Menanggapi kecaman internasional dan lokal, beberapa organisasi hak asasi manusia Zionis Israel mendorong perintah pengadilan untuk menutup Sde Teiman, sebuah instalasi militer di wilayah selatan Palestina yang diduduki. Mereka berpendapat bahwa pelanggaran berat terhadap hak-hak tahanan menyebabkan pemenjaraan di fasilitas tersebut “tidak konstitusional dan tidak dapat dipertahankan.”

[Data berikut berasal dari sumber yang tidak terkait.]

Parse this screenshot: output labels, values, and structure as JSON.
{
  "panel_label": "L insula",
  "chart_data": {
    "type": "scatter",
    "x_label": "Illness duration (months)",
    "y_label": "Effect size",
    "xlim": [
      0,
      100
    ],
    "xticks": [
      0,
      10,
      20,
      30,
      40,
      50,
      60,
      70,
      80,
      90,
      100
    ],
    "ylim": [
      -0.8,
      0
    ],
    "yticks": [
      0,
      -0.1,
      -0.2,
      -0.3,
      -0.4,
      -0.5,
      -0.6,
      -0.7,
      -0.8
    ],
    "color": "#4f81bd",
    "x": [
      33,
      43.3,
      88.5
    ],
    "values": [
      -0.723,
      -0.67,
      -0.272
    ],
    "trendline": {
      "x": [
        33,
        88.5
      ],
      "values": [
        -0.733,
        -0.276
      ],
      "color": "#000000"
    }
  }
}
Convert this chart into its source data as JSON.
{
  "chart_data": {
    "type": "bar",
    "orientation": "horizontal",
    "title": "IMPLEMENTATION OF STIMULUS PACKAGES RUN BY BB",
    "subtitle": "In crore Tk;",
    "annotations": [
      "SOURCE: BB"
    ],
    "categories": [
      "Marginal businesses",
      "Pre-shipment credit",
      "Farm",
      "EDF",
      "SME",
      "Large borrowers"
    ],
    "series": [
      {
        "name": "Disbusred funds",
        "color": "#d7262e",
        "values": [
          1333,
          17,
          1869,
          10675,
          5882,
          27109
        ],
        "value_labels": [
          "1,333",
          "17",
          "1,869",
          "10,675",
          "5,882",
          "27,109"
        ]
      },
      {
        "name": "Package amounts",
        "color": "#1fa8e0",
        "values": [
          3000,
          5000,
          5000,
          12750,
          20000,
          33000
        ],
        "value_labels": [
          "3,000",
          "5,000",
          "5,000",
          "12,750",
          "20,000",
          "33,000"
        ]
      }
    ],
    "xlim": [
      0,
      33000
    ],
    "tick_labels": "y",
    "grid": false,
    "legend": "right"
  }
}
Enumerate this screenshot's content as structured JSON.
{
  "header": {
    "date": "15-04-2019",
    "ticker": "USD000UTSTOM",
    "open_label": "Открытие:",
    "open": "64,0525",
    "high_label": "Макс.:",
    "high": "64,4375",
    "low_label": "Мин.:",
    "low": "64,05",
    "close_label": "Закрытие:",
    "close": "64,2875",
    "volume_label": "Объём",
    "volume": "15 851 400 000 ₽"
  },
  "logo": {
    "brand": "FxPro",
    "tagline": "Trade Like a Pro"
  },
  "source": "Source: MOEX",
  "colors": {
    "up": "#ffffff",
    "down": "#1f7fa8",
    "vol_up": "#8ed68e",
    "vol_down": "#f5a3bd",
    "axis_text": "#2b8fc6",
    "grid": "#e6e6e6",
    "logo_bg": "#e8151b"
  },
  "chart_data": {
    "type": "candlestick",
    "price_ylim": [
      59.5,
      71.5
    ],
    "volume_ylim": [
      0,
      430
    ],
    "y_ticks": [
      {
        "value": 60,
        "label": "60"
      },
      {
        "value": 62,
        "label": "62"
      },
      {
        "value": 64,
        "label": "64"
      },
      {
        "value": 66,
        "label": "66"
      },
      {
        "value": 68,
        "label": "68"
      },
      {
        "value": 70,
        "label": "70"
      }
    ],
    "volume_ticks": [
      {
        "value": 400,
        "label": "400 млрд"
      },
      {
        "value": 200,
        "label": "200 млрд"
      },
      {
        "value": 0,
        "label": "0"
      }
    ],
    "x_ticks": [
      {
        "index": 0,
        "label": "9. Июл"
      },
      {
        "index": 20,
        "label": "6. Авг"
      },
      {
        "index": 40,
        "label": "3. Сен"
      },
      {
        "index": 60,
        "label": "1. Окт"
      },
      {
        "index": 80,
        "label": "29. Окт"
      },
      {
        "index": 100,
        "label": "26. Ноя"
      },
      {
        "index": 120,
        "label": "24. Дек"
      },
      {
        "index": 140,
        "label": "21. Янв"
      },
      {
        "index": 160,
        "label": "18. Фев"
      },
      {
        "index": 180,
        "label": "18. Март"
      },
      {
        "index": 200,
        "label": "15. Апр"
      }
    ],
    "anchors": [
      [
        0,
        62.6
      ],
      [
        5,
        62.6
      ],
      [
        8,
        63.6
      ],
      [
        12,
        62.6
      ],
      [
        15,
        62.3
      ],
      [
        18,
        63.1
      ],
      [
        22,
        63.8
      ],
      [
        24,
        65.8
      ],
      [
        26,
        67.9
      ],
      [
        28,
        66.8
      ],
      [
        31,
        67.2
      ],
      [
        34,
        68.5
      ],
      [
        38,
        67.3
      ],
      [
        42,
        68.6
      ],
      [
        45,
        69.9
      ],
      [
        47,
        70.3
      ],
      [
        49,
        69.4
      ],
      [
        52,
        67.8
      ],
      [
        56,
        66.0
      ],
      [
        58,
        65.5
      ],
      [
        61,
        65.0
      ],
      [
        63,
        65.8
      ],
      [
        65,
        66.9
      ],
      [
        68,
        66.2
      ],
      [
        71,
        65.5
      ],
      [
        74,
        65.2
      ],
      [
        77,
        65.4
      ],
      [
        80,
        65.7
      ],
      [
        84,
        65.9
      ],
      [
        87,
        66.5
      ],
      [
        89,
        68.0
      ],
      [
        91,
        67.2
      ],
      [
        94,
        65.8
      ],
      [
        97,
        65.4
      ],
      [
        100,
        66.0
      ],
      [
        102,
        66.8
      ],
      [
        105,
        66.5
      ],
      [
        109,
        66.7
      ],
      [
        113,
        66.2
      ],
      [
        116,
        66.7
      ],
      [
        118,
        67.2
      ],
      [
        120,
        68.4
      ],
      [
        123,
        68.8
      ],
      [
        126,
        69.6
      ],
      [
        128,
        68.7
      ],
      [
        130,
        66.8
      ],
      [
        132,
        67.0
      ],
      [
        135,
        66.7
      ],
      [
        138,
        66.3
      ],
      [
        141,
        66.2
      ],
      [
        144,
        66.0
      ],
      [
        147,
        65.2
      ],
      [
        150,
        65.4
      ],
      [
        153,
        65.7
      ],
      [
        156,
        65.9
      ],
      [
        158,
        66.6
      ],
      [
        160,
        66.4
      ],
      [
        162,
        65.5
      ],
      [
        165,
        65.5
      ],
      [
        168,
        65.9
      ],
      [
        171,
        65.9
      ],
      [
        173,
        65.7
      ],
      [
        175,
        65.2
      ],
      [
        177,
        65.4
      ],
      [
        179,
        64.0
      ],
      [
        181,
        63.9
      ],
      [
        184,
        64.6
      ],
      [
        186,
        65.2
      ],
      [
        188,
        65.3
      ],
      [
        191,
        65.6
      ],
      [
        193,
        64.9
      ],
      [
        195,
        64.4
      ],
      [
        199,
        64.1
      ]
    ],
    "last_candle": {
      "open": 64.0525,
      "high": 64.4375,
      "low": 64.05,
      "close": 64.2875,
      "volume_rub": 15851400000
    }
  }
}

Kamp penahanan ini menjadi terkenal sebagai situs yang disamakan dengan "Guantanamo Baru", di mana tentara Israel terlibat dalam penyiksaan dan pembunuhan warga sipil Palestina dari segala usia, termasuk anak-anak, yang telah diculik dari berbagai wilayah di Jalur Gaza sejak peristiwa tersebut. permulaan perang pada tanggal 7 Oktober.
Lebih lanjut, pengacara tersebut melaporkan bahwa tahanan Palestina diborgol saat makan, yang biasanya hanya berisi 100 gram (3,5 ons) roti atau tomat dan sedikit susu.
Mahagna mengutip laporan jurnalis Arab yang menyaksikan seorang tahanan yang diborgol meninggal setelah dipukuli karena meminta perhatian medis. Dia menyebutkan sekitar 100 tahanan menderita penyakit dan cedera yang memerlukan perawatan segera. Selain itu, Mahagna menegaskan bahwa beberapa tahanan diikat tangannya sebelum diserang oleh anjing.
Menurut Masyarakat Tahanan Palestina, sekitar 9.600 warga Palestina ditahan di penjara dan kamp penahanan Israel, termasuk ratusan di bawah penahanan administratif, yang memungkinkan militer menahan individu untuk waktu yang lama tanpa tuntutan resmi atau hadir di pengadilan.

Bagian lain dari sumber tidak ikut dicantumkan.